Wow! Fifty eight hours of lost sleep in a year! And women and minorities hardest hit!
"Say, Briggs, before you get too excited. How many days in a year?"
Same as always, a bit more than 365.
"So, worst case scenario, how much sleep will be lost on average daily per person?"
Let's see. That's 58 hours divided by 365.25, which is 0.158-something hours a day.
"How many minutes is that?"
Easy: 0.158 hours * 60 minutes/hour = 9 minutes. A day. Roughly. Or 8 if the 50 hours figure is correct.
"Dude. Even if global warming terrorizes us all, in the absolute most horrible scenario they can think of, and of course people forget they have air conditioning and fans, they might lose a full nine minutes of sleep a day in 2099? And they wouldn't be able to figure out a way to get that back? The temperature would act like an alarm bell or something?"
It's science!
Come to think on it, the number 58 is even screwier than we thought. Seems that most of the warming that is coming in global warming---it will get here any year now---will happen in higher latitudes in winter (northern and southern hemispheres), where an extra degree or two might be nice, especially in the winter. Might help some folks sleep better.
On the other hand, maybe Minor binary thought of that. I don't have access to the paper, so I can't tell. (Science is best done by restricting papers to academic faculty.)
But I do have access to the news report on the paper, in which Minor binary has some quotes.
Minor binary: "In order to make informed climate policy decisions moving forward, we need to better account for the full spectrum of plausible future climate impacts extending from today’s societal greenhouse gas emissions choices."
He could have said, "We need to figure what's going to happen", which is equivalent, but doesn't sound nearly scientific enough.
This struck me:
To conduct their study, the researchers used anonymized global data collected from sleep-tracking wristbands...
Measures from these types of wristbands, the authors explained, had previously been shown to align with other independent measures of wakefulness and sleep.
Say what? Sounds like we're in the realm of the epidemiologist fallacy. It's like they didn't measure sleep, but some kind of number from wrist band which is correlated with sleep.
Then, surely, came wee p-values. I'll let readers confirm that.
If I'm right about both the epidemiologist fallacy and the p-values, it means that the conclusion is far too certain. For if we "integrate out" the uncertainty due to the correlation, which is not the actual sleep measurement, and then we look at it predictively, instead of by wee p-values, then that 9 minutes will fall even more. Or be a heck of a lot more uncertain.
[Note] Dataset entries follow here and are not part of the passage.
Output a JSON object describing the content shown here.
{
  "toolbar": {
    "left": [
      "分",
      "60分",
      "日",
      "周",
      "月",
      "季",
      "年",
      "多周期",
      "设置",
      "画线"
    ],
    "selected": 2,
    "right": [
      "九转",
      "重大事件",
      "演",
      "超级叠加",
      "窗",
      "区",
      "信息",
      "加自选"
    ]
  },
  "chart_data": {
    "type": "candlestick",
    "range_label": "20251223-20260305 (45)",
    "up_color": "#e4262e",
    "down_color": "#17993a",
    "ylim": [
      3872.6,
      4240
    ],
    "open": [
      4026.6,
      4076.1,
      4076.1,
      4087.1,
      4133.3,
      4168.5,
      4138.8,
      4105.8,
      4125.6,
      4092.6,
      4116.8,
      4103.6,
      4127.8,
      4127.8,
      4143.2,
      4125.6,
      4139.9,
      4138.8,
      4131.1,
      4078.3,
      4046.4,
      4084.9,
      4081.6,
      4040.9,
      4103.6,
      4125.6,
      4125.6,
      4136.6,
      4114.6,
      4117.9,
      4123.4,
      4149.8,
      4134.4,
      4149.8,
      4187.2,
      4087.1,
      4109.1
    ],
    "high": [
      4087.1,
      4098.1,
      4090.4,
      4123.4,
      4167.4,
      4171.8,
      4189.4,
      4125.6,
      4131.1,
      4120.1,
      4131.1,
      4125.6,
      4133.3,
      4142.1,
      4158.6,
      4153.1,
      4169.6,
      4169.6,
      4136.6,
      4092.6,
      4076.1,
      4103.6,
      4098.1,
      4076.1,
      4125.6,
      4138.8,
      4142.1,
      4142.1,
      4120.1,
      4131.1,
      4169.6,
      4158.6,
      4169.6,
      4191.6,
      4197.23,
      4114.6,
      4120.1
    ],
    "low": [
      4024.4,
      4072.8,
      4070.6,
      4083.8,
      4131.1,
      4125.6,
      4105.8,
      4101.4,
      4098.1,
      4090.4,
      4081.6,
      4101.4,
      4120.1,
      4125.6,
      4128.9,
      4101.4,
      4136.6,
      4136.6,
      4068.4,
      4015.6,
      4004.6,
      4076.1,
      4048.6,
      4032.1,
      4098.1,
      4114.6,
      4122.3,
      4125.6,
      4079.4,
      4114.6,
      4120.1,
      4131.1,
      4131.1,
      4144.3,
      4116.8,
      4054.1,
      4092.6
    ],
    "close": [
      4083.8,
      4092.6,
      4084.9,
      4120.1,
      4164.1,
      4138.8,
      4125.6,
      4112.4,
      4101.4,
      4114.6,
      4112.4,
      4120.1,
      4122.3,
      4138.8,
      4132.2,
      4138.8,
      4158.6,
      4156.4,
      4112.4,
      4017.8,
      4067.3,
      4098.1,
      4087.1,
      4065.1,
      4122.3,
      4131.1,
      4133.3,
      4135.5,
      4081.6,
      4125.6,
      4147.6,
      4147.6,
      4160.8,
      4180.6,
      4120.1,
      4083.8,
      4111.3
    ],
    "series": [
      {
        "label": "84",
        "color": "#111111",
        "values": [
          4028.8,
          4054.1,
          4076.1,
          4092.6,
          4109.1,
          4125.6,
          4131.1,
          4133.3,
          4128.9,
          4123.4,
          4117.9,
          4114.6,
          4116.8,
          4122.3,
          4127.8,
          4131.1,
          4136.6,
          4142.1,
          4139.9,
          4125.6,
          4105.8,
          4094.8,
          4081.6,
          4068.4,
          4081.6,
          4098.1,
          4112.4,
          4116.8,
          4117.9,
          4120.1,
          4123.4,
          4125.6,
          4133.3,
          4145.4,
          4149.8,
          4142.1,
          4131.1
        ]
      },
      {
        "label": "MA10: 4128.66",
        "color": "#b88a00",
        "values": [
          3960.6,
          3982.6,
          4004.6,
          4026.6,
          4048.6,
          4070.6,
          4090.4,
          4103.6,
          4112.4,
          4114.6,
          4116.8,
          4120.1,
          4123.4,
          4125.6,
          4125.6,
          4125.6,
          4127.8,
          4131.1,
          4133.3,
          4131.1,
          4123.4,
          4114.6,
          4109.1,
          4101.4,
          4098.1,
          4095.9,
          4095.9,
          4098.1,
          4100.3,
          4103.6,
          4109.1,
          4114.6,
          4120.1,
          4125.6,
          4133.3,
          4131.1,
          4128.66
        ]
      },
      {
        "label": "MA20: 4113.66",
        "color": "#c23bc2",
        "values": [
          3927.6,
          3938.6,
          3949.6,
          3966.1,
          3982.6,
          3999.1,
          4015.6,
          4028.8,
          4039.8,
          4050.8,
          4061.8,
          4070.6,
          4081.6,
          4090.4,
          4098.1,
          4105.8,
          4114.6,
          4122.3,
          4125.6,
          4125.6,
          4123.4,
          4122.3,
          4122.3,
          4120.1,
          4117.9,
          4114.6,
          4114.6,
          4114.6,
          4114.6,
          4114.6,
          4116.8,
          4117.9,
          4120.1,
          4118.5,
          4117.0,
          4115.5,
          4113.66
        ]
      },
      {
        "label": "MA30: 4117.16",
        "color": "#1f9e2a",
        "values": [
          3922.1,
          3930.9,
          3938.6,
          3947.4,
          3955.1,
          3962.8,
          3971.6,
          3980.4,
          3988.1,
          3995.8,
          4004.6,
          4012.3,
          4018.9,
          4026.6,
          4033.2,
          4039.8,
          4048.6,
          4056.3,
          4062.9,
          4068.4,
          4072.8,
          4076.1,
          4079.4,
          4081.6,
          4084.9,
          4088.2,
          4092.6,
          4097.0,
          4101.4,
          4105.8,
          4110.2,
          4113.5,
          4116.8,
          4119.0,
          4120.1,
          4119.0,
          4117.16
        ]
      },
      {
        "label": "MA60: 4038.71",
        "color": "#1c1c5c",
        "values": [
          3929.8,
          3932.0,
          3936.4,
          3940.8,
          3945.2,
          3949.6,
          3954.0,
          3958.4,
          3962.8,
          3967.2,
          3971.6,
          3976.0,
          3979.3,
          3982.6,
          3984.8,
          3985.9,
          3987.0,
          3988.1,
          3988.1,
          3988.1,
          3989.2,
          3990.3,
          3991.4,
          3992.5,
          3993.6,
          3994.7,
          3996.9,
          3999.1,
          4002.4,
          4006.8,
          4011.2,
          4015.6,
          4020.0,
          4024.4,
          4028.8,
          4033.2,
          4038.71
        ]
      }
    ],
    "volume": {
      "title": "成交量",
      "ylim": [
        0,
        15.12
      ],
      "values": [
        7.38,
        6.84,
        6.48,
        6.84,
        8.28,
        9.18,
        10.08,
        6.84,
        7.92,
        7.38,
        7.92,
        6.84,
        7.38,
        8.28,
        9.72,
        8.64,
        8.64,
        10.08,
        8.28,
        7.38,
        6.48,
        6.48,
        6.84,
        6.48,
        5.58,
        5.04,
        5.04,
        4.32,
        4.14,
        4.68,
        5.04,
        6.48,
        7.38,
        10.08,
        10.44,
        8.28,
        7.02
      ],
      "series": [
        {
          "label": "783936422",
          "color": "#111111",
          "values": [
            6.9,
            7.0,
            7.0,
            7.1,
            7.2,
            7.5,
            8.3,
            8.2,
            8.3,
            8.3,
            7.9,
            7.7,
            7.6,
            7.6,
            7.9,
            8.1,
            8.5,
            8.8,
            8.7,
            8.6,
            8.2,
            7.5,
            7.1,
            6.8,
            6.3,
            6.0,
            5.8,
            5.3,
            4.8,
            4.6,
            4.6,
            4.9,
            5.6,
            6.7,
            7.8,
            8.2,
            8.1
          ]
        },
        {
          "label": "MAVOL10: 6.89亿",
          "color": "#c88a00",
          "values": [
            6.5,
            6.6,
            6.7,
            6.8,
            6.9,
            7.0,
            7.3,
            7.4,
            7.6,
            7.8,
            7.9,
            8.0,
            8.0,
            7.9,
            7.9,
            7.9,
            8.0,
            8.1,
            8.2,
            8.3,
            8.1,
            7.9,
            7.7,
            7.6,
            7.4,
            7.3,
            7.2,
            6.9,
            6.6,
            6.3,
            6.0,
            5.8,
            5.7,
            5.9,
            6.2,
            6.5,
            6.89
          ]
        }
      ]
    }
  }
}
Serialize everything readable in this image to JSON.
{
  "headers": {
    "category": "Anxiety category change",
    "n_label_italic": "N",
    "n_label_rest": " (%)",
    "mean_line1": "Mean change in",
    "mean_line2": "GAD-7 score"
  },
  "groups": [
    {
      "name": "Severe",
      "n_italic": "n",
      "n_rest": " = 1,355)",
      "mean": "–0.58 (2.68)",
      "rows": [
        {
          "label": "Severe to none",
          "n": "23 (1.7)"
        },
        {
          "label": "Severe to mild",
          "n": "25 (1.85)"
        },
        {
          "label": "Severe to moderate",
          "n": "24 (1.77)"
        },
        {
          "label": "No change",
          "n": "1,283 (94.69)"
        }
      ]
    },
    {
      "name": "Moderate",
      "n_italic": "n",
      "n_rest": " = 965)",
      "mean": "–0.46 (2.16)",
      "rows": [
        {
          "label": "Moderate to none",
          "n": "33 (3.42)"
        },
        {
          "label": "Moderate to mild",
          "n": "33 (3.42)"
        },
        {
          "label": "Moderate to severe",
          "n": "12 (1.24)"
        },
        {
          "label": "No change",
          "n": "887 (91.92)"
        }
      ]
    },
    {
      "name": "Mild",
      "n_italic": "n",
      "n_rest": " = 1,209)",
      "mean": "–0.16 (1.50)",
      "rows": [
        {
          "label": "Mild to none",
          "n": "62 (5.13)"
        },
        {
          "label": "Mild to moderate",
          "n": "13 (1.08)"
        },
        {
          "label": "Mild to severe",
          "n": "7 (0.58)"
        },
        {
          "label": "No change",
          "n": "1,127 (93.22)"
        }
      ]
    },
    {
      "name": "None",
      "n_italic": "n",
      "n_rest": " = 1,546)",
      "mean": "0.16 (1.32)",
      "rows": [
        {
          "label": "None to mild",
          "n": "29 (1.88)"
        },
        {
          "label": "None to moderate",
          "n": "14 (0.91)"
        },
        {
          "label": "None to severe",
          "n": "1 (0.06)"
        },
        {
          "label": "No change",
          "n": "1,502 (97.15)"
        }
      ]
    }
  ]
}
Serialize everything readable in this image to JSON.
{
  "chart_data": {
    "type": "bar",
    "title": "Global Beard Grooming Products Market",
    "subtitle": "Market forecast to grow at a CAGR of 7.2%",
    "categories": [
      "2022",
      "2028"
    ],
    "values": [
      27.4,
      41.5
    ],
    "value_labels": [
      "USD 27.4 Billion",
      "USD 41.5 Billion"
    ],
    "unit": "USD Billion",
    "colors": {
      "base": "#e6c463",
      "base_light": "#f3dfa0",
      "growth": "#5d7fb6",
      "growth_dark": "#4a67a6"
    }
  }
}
And even if I'm wrong about the epidemiologist fallacy and the p-values, it's still only a lousy nine minutes a day.
On average.
Good grief.
Buy my new book and learn to argue against the regime: Everything You Believe Is Wrong.
Visit wmbriggs.com.
If we sleep less, we can do more science. If the average sciencey paper takes about 900 minutes to write (very uneducated guess, but makes the computation easier), humanity can produce 80 million more of these per day, or 29 billion per year.
We are headed toward Isaac Asimov's Galactic Empire, where science is the ritualized province of the tech men, who have collectively forgotten more than they know, and where the doctors of the time cannot count a pulse beat without a book of the ancients. This was scientism in the "Foundation" novels, and that is the sect of secular humanism now becoming predominant in the First American Republic, which is in about the same shape as the future planet Trantor.